Tesla and Alameda County came to an agreement in May allowing the company to restart production if it adhered to strict social distancing and took extra precautions to avoid exposing workers to the illness. The plant employs about 10,000 workers, who are spread out among multiple shifts and are now required to wear masks and limit contact with others in break rooms, for example, while keeping ample space between one another as they work with heavy machinery to produce electric cars.
As part of the agreement struck allowing Tesla to reopen on May 18, Tesla would have to report all positive cases to the Alameda County Public Health Department. But because Tesla restarted production a week earlier, there could have been cases that were never reported to the county because Tesla was “not required to directly report known cases” before the agreement, county officials said.
There were no known workplace-related infections of county residents associated with Tesla, said county spokeswoman Neetu Balram in an email. During the prior week “if a person tested positive and they were not a resident of Alameda County, it’s possible we would not have that case reported to us,” she added.
The reopening, and subsequent coronavirus cases, follow weeks of tension over the public health order. Musk first defied the rules in March by keeping the plant open before local officials declared Tesla’s vehicle production was not essential and must come to a halt. Musk tweeted “FREE AMERICA NOW” in April before launching into a profane rant on the company’s quarterly earnings call, calling quarantine measures “fascist” just after he expressed concern over the production halt’s impact on the company’s finances. In early May, Tesla sued the county over the order, and Musk threatened to pick up and move the Palo Alto, Calif.-based company to Texas or Nevada. He followed that up by publicly defying the order and opening the plant, daring officials to arrest him and eventually winning the support of President Trump.

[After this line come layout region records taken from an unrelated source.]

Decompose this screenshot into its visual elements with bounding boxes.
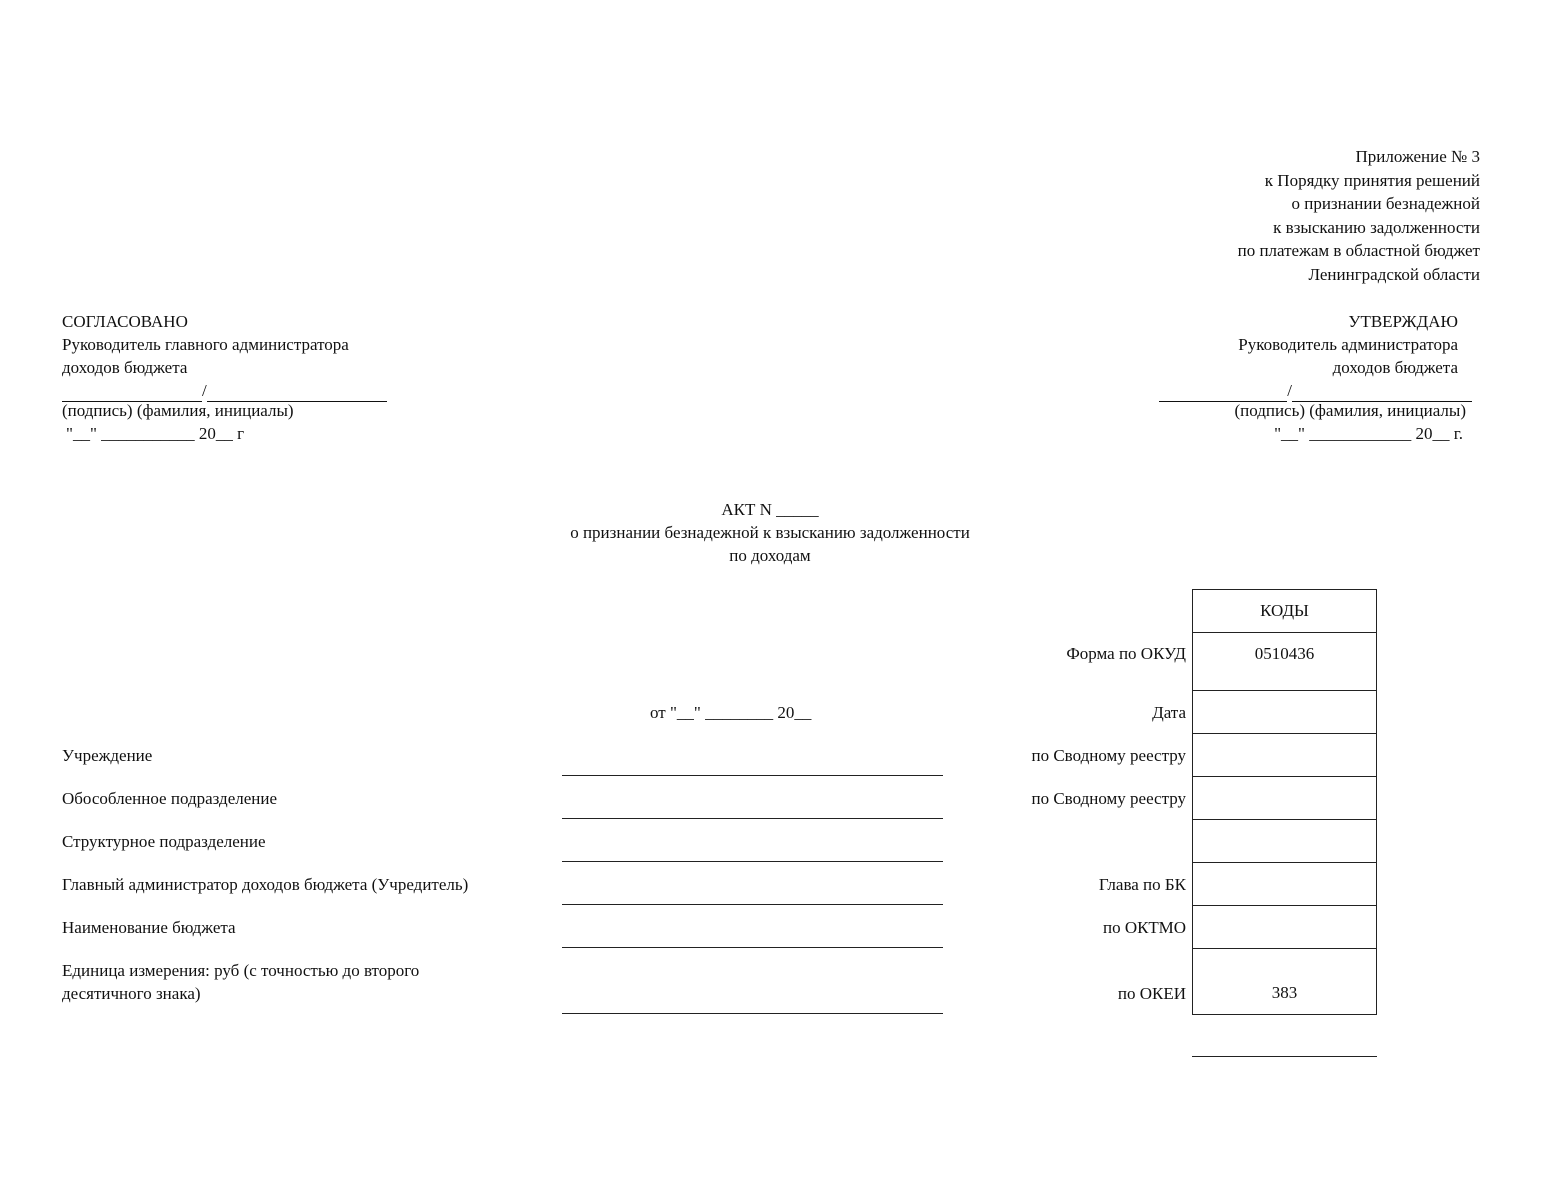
registry-label-2: по Сводному реестру	[1031, 789, 1186, 808]
field-institution-label: Учреждение	[62, 746, 153, 765]
field-unit-label-1: Единица измерения: руб (с точностью до второго	[62, 961, 420, 980]
annex-line-1: Приложение № 3	[1355, 147, 1480, 166]
act-subtitle-2: по доходам	[729, 546, 811, 565]
field-chief-admin-input[interactable]	[562, 904, 943, 905]
approved-heading: УТВЕРЖДАЮ	[1348, 312, 1458, 331]
agreed-slash: /	[202, 381, 207, 400]
registry-cell-2[interactable]	[1193, 776, 1376, 820]
agreed-heading: СОГЛАСОВАНО	[62, 312, 188, 331]
field-budget-name-input[interactable]	[562, 947, 943, 948]
codes-bottom-line	[1192, 1056, 1377, 1057]
field-structural-division-label: Структурное подразделение	[62, 832, 266, 851]
bk-label: Глава по БК	[1098, 875, 1186, 894]
oktmo-cell[interactable]	[1193, 905, 1376, 949]
approved-line-1: Руководитель администратора	[1238, 335, 1458, 354]
field-unit-label-2: десятичного знака)	[62, 984, 201, 1003]
field-separate-division-label: Обособленное подразделение	[62, 789, 278, 808]
annex-line-3: о признании безнадежной	[1291, 194, 1480, 214]
field-institution-input[interactable]	[562, 775, 943, 776]
annex-line-5: по платежам в областной бюджет	[1237, 241, 1480, 261]
agreed-caption: (подпись) (фамилия, инициалы)	[62, 401, 294, 420]
bk-cell[interactable]	[1193, 862, 1376, 906]
act-date-line[interactable]: от "__" ________ 20__	[650, 703, 812, 722]
codes-table	[1192, 589, 1377, 1015]
approved-signature-line[interactable]	[1159, 379, 1472, 399]
okei-label: по ОКЕИ	[1117, 984, 1186, 1003]
okud-label: Форма по ОКУД	[1066, 644, 1186, 663]
date-cell[interactable]	[1193, 690, 1376, 734]
act-subtitle: о признании безнадежной к взысканию задолженности	[570, 523, 970, 542]
okei-value-cell: 383	[1193, 948, 1376, 1016]
field-structural-division-input[interactable]	[562, 861, 943, 862]
agreed-block	[62, 310, 387, 445]
agreed-line-2: доходов бюджета	[62, 358, 188, 377]
annex-line-6: Ленинградской области	[1308, 264, 1480, 284]
annex-line-4: к взысканию задолженности	[1273, 217, 1480, 237]
act-title-block	[0, 498, 1540, 567]
blank-cell[interactable]	[1193, 819, 1376, 863]
annex-header	[1238, 145, 1480, 287]
registry-cell-1[interactable]	[1193, 733, 1376, 777]
approved-line-2: доходов бюджета	[1332, 358, 1458, 377]
field-unit-input[interactable]	[562, 1013, 943, 1014]
date-label: Дата	[1152, 703, 1186, 722]
oktmo-label: по ОКТМО	[1102, 918, 1186, 937]
approved-date[interactable]: "__" ____________ 20__ г.	[1274, 424, 1463, 443]
approved-block	[1159, 310, 1466, 445]
approved-caption: (подпись) (фамилия, инициалы)	[1234, 401, 1466, 420]
field-separate-division-input[interactable]	[562, 818, 943, 819]
agreed-line-1: Руководитель главного администратора	[62, 335, 349, 354]
annex-line-2: к Порядку принятия решений	[1264, 170, 1480, 190]
okud-value-cell: 0510436	[1193, 632, 1376, 691]
agreed-signature-line[interactable]	[62, 379, 387, 399]
registry-label-1: по Сводному реестру	[1031, 746, 1186, 765]
act-title: АКТ N _____	[721, 500, 819, 519]
field-chief-admin-label: Главный администратор доходов бюджета (Учредитель)	[62, 875, 469, 894]
codes-header: КОДЫ	[1260, 601, 1309, 620]
agreed-date[interactable]: "__" ___________ 20__ г	[66, 424, 245, 443]
field-budget-name-label: Наименование бюджета	[62, 918, 236, 937]
approved-slash: /	[1287, 381, 1292, 400]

The worker, in the separate building from Tesla’s main plant, said those affected included one from Tesla’s morning shift and another from its evening shift. The worker expressed concern over a perceived lack of caution on the production line.
Tesla did not immediately respond to a request for comment. A message for Laurie Shelby, vice president of environment, health and safety at Tesla, went unreturned. Reached by phone, Tesla corporate physician James Craner declined to comment for this story.
Some workers described an environment of uncertainty and fear around the restart of production, noting how some on their production lines might disappear for two weeks without explanation — a likely effect of extreme precautions being taken for anyone who develops symptoms.
“No social distancing at all when clocking in/out [because] people are … in a hurry to go home or get back to their work station,” the individual in the seat assembly plant said in a text message. As far as social distancing, the worker said, management “don’t say anything to the associates [because] they’re not doing it either.”
As for the changes: “It’s like nothing but with a mask on,” the worker said.
The worker said three people who had been quarantined because of potential exposure had returned to work, but those who tested positive haven’t returned to the line.